As horses are viewed as athletes in their own right, the investigation hopes to shed new light on the performance enhancing capabilities of steroids. Many states across the United States, such as Colorado, Indiana, Arizona, Iowa, New York, California, Washington, Pennsylvania, Delaware, Virginia, Arkansas and Illinois, have already adopted a steroid ban, restricting the use of steroids for thirty days before a race and it seems that other states will be following this example. The National Thoroughbred Racing Association wants to come to one ruling that will be implemented across the U.S.A. and will go hand in hand with the improvement of drug testing for anabolic steroids.
Most trainers are against the banning of steroids, as they argue that steroids, when used correctly, can be beneficial for the horses. Their argument is that steroids are rejuvenating, improve appetite, guard against the toll that racing can take on horses and build body mass. It is also said that steroids help horses to recover quicker from injury or layoff, and that due to the use of steroids, horses are able to run more often as the steroids assists them to recharge faster after a race. But even though most trainers do not use steroids on all their horses, only the ones that need a boost, there are trainers that dose their horses dramatically before a race, which is where the unfair advantage comes in and regulation starts getting difficult.
And while trainers only point out the positive effects of steroids, the veterinary world paints a bleaker picture of the long term effects. According to vets, steroids are the main culprit in the increase of fatal horse racing injuries. Countless legendary horses have sustained fatal injuries on the track and vets have warned that even though steroids create a stronger and more muscular horse, it increases the muscle and not the skeletal structure, which often takes strain under the weight and causes the frequent break down of horses.
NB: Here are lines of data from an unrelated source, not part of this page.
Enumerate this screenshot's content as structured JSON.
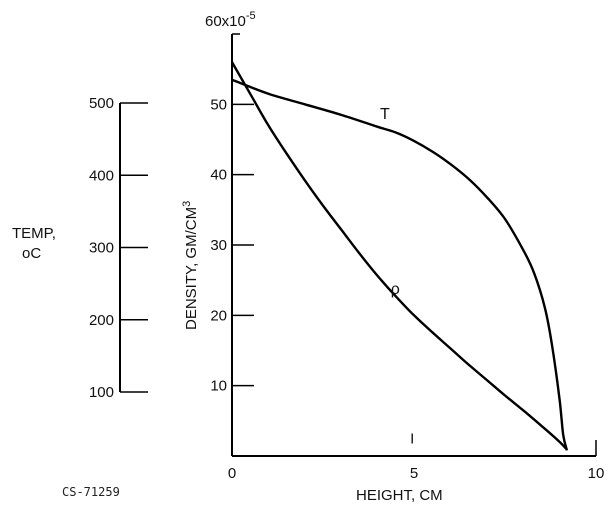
{
  "figure_id": "CS-71259",
  "chart_data": {
    "type": "line",
    "xlabel": "HEIGHT, CM",
    "xlim": [
      0,
      10
    ],
    "x_ticks": [
      "0",
      "5",
      "10"
    ],
    "ylabel": "DENSITY, GM/CM3",
    "ylabel_main": "DENSITY,  GM/CM",
    "ylabel_superscript": "3",
    "ylim": [
      0,
      60
    ],
    "y_ticks": [
      "10",
      "20",
      "30",
      "40",
      "50"
    ],
    "y_top_label": "60x10",
    "y_top_exponent": "-5",
    "secondary_axis": {
      "label_line1": "TEMP,",
      "label_line2": "oC",
      "range": [
        100,
        500
      ],
      "ticks": [
        "100",
        "200",
        "300",
        "400",
        "500"
      ]
    },
    "series": [
      {
        "name": "T",
        "axis": "density",
        "x": [
          0.0,
          1.0,
          2.0,
          3.0,
          4.0,
          4.5,
          5.0,
          5.5,
          6.0,
          6.5,
          7.0,
          7.5,
          8.0,
          8.3,
          8.6,
          8.8,
          9.0,
          9.1,
          9.2
        ],
        "values": [
          53.5,
          51.5,
          50.0,
          48.5,
          46.8,
          46.0,
          44.8,
          43.3,
          41.5,
          39.4,
          36.8,
          33.7,
          29.3,
          26.0,
          21.0,
          15.5,
          8.0,
          3.0,
          0.8
        ]
      },
      {
        "name": "ρ",
        "axis": "density",
        "x": [
          0.0,
          0.5,
          1.0,
          1.5,
          2.0,
          2.5,
          3.0,
          3.5,
          4.0,
          4.5,
          5.0,
          5.5,
          6.0,
          6.5,
          7.0,
          7.5,
          8.0,
          8.5,
          9.0,
          9.2
        ],
        "values": [
          56.0,
          51.5,
          47.0,
          43.0,
          39.2,
          35.6,
          32.2,
          28.8,
          25.6,
          22.7,
          20.0,
          17.6,
          15.3,
          13.0,
          10.8,
          8.6,
          6.5,
          4.3,
          2.0,
          0.9
        ]
      }
    ],
    "annotations": [
      {
        "text": "I",
        "x": 4.95,
        "y": 1.8
      }
    ],
    "grid": false,
    "legend": "none"
  }
}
The thirty day ban rule will at least protect horses from being put through a regiment of steroids before a race, while the Congress and involved organizations discuss and review results from the investigation. Although a blanket ban might be on the horizon, trainers and owners are battling to hold off any ban for as long as possible. Vigorous drug testing will continue to ensure that every horse that enters the starting gate has a fair chance at winning and good health.